LA DISPOSIZIONE passata in parlamento diverrà esecutiva entro tre mesi. Entrerà quindi a far parte dell’impianto legislativo per l’Irlanda del Nord a ottobre – ossia la data entro in cui Boris Johnson ha annunciato di voler ottenere la Brexit dall’Europa, con o senza accordo. Tuttavia, se entro ottobre il parlamento nordirlandese sarà in grado di formare il governo misto, quest’ultimo dovrà legiferare; e da qui nasce il retropensiero. Ma andiamo per ordine.

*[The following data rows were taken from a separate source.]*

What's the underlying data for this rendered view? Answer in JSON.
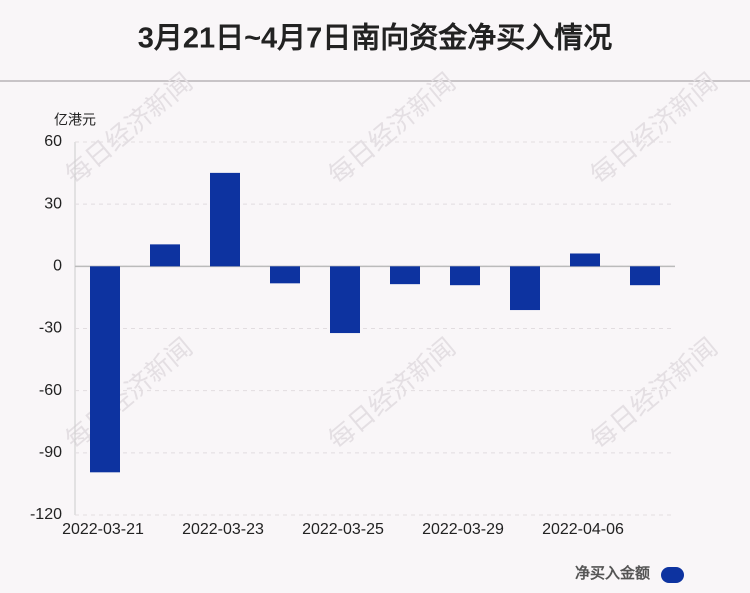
{
  "chart_data": {
    "type": "bar",
    "title": "3月21日~4月7日南向资金净买入情况",
    "y_axis_label": "亿港元",
    "watermark": "每日经济新闻",
    "categories": [
      "2022-03-21",
      null,
      "2022-03-23",
      null,
      "2022-03-25",
      null,
      "2022-03-29",
      null,
      "2022-04-06",
      null
    ],
    "series": [
      {
        "name": "净买入金额",
        "color": "#0d33a0",
        "values": [
          -99.4,
          10.6,
          45.1,
          -8.2,
          -32.2,
          -8.6,
          -9.1,
          -21.1,
          6.2,
          -9.1
        ]
      }
    ],
    "ylim": [
      -120,
      60
    ],
    "yticks": [
      -120,
      -90,
      -60,
      -30,
      0,
      30,
      60
    ],
    "grid": true
  }
}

Date le alchimie parlamentari, il governo dovrà comprendere, come per la passata legislatura, rappresentanti dei due partiti principali, il Dup e Sinn Féin; e se i negoziati sono in stallo da un pezzo, parte dell’impasse riguarda proprio i diritti in questione. Gli unionisti sono da sempre contrari su entrambi i fronti, mentre Sinn Féin è disponibile – seppur con qualche distinguo che ha portato di recente a defezioni nel partito – ad allineare l’Irlanda del Nord al resto del Regno Unito in materia di diritti civili.

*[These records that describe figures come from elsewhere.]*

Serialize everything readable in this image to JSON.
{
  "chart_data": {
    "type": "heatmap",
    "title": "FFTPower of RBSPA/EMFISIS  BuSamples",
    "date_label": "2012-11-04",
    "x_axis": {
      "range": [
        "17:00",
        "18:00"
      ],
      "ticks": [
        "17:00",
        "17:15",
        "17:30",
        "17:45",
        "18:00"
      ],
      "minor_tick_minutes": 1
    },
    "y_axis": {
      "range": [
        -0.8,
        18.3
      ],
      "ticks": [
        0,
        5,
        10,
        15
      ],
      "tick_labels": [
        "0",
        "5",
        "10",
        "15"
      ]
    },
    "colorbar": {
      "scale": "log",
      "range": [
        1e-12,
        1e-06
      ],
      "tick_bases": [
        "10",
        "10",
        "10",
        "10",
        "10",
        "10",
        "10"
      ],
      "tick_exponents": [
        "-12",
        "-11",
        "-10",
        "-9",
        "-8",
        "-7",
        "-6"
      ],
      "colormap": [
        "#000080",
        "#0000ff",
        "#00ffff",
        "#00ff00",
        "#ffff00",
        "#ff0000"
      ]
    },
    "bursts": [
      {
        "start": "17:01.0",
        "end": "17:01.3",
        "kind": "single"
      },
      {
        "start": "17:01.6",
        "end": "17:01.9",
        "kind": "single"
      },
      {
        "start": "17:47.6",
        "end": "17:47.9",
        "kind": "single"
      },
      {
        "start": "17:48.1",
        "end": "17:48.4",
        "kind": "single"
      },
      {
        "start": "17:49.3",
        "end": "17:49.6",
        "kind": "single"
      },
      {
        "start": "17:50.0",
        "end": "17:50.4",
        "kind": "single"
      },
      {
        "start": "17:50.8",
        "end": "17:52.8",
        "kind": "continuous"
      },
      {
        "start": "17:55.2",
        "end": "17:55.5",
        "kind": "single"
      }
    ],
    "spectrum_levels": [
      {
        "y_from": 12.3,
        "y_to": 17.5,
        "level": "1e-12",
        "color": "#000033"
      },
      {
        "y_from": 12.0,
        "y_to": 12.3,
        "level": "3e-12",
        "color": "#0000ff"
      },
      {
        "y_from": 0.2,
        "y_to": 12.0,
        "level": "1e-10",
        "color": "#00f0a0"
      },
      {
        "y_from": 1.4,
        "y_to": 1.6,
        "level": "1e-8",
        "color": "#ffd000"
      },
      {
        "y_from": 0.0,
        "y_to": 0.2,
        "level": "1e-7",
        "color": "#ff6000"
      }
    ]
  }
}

LA CONVERGENZA tra laburisti e conservatori a Westminster, che abbraccia di fatto le richieste di Sinn Féin, oltre a rispettare alcune sentenze della corte suprema, è vista con sospetto dal Dup, partito su cui si è retto il governo May, e a cui dicono di guardare anche i due contendenti per il suo ruolo di primo ministro e capo dei conservatori.
Membri del Dup hanno debitamente sottolineato che questa intromissione negli affari dell’Irlanda del Nord potrebbe finire per essere un assist lanciato a Sinn Féin, consentendogli nei fatti di ottenere da Londra quel che non era riuscito a ottenere nelle negoziazioni con loro. Il partito repubblicano sarebbe inoltre disincentivato a cercare un compromesso per la formazione del governo misto, essendosi già assicurato questo ottimo risultato.

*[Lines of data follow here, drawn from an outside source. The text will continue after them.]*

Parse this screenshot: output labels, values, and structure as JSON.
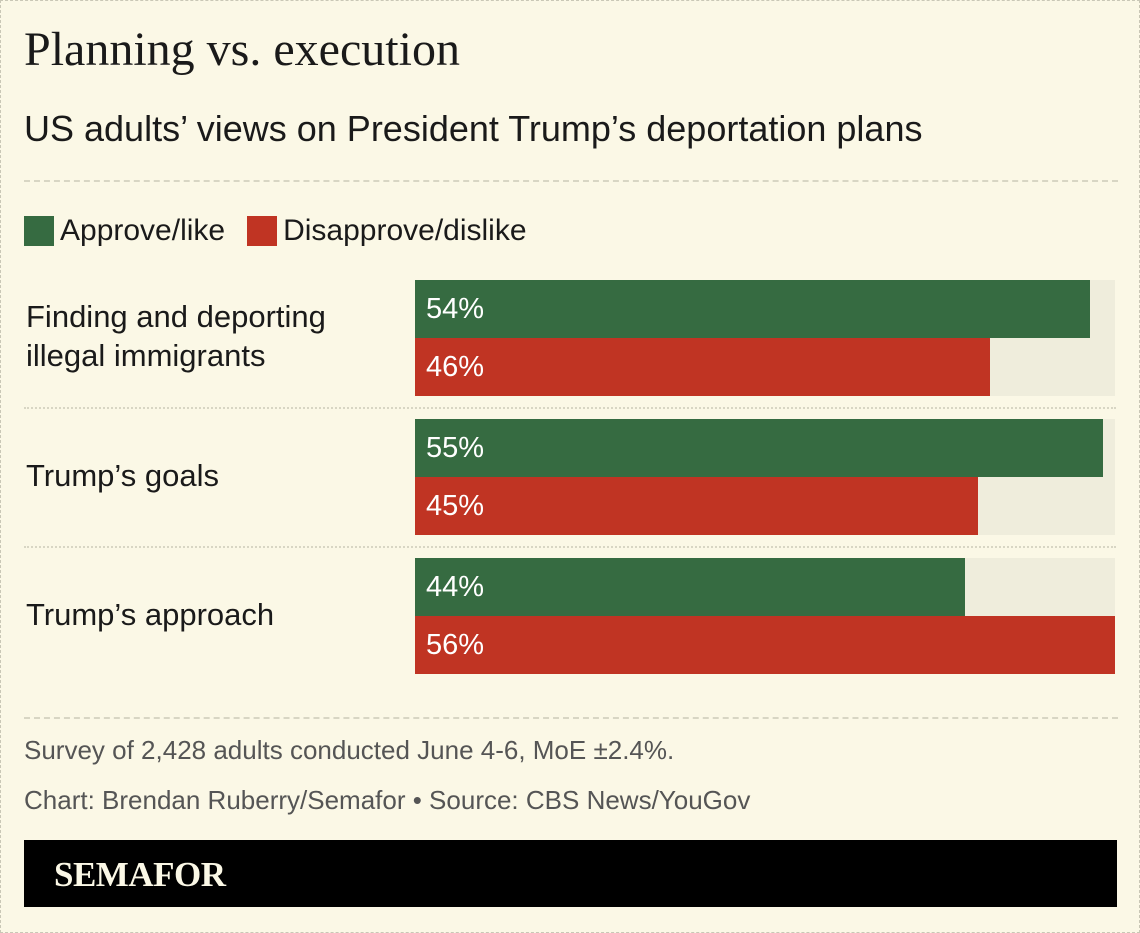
{
  "title": "Planning vs. execution",
  "subtitle": "US adults’ views on President Trump’s deportation plans",
  "legend": [
    {
      "label": "Approve/like",
      "color": "#366b41"
    },
    {
      "label": "Disapprove/dislike",
      "color": "#c03423"
    }
  ],
  "chart_data": {
    "type": "bar",
    "orientation": "horizontal",
    "title": "Planning vs. execution",
    "subtitle": "US adults’ views on President Trump’s deportation plans",
    "categories": [
      "Finding and deporting illegal immigrants",
      "Trump’s goals",
      "Trump’s approach"
    ],
    "series": [
      {
        "name": "Approve/like",
        "color": "#366b41",
        "values": [
          54,
          55,
          44
        ],
        "labels": [
          "54%",
          "55%",
          "44%"
        ]
      },
      {
        "name": "Disapprove/dislike",
        "color": "#c03423",
        "values": [
          46,
          45,
          56
        ],
        "labels": [
          "46%",
          "45%",
          "56%"
        ]
      }
    ],
    "xlim": [
      0,
      56
    ],
    "legend_position": "top-left",
    "grid": false
  },
  "notes": {
    "survey": "Survey of 2,428 adults conducted June 4-6, MoE ±2.4%.",
    "credit": "Chart: Brendan Ruberry/Semafor • Source: CBS News/YouGov"
  },
  "footer": {
    "brand": "SEMAFOR"
  }
}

Allora, se la decisione storica di Londra sembra voler rompere un’impasse che dura da mesi al fine di rendere omogenei i diritti per tutti i cittadini britannici, l’accelerazione pare anche nascondere differenti motivazioni, e stavolta tutte politiche, ma che possono leggersi in molti modi.
È infatti previsto dagli accordi internazionali che, in assenza di un governo misto, e quindi della devolution dei poteri, si torni in Irlanda del Nord al governo diretto di Londra, come fu negli anni più bui del conflitto.
Sostituirsi al governo assente su una materia tanto delicata come i diritti civili significa nei fatti non voler concedere più nulla allo stesso concetto di devolution. A Londra si temono infatti disgregazioni, dopo la volontà espressa dal partito di maggioranza in Scozia, lo Scottish National Party, di approfittare di una eventuale hard Brexit per agitare di nuovo il fantasma dell’indipendenza scozzese.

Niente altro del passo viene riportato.